Closed gaurav closed 1 month ago
It might be possible to import an RDB file into an existing Redis cluster by running:
rdb --command protocol /data/dump.rdb | redis-cli --pipe -h 10.0.1.90 -p 6379
(h/t https://www.velotio.com/engineering-blog/installing-redis-cluster-on-mesosphere-dcos via @YaphetKG)
We should check to see if this is significantly faster than the JSON loader we currently use.
This has been substantially addressed in PR https://github.com/helxplatform/translator-devops/pull/768. I'll close this once we successfully deploy this to ITRB and know exactly how long that takes.

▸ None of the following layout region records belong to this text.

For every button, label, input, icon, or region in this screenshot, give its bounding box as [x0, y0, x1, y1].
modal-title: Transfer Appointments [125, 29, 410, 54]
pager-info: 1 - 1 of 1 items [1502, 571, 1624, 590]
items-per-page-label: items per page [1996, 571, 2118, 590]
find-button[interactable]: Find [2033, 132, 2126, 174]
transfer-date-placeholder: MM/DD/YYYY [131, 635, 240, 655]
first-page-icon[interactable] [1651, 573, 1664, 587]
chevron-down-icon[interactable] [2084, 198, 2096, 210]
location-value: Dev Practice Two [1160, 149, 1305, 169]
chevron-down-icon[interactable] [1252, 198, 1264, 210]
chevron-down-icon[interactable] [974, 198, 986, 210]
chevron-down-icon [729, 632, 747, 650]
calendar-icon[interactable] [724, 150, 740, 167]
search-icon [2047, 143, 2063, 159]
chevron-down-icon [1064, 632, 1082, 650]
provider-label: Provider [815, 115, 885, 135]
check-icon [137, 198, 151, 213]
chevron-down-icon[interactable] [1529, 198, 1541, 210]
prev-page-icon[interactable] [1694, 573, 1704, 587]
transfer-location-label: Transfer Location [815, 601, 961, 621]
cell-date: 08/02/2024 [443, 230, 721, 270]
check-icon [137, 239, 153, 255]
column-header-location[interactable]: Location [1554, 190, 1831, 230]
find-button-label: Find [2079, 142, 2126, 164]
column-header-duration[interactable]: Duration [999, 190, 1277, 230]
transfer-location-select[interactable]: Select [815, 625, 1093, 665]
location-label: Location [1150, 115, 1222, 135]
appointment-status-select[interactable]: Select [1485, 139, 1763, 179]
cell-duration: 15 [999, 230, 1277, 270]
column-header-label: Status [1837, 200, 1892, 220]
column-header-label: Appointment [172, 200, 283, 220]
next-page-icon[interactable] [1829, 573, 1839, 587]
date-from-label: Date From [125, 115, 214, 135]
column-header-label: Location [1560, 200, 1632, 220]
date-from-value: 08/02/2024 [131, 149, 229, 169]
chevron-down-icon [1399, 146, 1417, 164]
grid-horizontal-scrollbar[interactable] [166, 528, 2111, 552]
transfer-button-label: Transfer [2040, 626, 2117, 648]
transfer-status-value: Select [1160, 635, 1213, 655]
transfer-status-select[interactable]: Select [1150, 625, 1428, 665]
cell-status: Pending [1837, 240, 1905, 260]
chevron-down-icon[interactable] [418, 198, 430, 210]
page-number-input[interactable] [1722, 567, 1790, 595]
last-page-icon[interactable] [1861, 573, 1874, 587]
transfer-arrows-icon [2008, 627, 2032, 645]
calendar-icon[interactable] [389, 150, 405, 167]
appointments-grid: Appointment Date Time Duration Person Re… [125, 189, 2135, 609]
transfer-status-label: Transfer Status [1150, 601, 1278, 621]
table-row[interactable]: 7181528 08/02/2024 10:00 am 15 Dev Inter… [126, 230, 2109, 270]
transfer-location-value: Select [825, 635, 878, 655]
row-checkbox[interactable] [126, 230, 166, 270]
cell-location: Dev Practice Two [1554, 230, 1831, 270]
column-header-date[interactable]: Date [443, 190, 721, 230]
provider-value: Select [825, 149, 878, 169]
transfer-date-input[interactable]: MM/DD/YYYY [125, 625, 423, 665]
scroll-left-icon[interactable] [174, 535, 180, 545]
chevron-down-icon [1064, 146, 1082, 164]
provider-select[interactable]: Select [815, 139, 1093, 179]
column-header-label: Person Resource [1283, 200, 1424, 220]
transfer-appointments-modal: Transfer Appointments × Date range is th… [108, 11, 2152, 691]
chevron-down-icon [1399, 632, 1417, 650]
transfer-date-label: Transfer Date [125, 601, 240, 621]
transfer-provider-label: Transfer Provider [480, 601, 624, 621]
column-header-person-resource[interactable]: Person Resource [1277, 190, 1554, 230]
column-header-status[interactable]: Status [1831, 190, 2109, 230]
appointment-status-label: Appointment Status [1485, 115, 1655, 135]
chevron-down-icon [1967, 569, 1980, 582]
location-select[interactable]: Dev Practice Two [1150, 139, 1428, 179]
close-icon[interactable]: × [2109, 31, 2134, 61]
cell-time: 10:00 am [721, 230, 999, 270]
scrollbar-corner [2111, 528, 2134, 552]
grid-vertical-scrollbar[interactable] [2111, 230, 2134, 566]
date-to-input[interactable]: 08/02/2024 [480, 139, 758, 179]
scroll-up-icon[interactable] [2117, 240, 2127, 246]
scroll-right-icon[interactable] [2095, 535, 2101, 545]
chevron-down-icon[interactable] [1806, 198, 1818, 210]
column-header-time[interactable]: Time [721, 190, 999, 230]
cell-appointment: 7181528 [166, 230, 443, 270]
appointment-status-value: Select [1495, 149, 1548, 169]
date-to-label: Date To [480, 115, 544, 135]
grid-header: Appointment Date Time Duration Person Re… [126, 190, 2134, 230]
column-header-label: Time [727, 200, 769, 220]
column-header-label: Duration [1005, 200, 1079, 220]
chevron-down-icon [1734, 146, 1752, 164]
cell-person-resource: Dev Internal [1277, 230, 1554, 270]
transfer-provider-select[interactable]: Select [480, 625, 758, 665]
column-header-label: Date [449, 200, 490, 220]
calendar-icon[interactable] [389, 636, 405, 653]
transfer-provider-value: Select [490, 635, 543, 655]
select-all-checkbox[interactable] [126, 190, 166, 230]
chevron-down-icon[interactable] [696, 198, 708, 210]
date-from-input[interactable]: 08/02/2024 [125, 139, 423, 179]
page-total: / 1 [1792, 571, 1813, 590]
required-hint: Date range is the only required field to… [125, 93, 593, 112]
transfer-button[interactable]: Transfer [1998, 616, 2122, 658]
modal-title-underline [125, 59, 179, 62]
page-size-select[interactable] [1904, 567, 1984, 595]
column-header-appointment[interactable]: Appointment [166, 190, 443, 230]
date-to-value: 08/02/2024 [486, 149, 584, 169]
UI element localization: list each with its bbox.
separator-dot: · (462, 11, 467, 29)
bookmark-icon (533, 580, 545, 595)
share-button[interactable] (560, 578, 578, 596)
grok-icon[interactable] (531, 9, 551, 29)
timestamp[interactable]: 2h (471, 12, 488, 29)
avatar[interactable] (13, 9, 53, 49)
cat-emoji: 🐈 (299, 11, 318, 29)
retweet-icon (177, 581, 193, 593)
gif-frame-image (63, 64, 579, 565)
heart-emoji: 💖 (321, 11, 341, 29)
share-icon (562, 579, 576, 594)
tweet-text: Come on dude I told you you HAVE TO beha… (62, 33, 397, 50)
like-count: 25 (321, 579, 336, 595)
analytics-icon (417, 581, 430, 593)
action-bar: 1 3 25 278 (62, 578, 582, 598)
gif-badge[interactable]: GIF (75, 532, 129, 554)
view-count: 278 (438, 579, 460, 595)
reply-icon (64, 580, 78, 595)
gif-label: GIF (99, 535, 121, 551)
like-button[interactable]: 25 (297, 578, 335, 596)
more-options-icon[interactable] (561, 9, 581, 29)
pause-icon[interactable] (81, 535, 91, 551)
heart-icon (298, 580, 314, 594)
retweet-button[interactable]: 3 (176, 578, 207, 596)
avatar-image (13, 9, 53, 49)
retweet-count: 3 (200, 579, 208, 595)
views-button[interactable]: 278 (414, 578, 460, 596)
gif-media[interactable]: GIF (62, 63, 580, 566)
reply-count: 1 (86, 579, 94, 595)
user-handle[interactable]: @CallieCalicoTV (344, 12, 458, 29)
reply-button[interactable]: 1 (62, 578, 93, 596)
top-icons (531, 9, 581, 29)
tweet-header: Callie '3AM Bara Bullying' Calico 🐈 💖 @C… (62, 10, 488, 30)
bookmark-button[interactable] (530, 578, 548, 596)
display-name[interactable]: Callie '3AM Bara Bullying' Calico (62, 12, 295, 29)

So this does work pretty well -- on RENCI this takes about an hour to do the load, plus download time (15 mins or so). On ITRB, however, the Redis databases are in a cluster, redis-cli --pipe
doesn't support cluster mode (https://github.com/redis/redis/issues/6098 and https://github.com/redis/redis/issues/6294), and we can't read the list of clusters when creating the nn-loader job. So we have to do the hacky thing of having a single pod assigned to a particular database (e.g. db1, which has three shards), and then looping over it three times to load each shard individually. We're experimenting with single-shard single-node Redis databases, which would eliminate this issue. But if we can't pull this off, I'll track improving this over on translator-devops (https://github.com/helxplatform/translator-devops/issues/813). We have reduced downtime during ITRB Prod load (and have discussed the other options with NCATS), so I'll go ahead and close this.
NodeNorm ITRB Prod currently takes around eight hours to load, which results in significant downtime to UI Prod.
Probably the simplest way to do this would be to have multiple ITRB Prod instances, one of which can be loaded while the other is being used.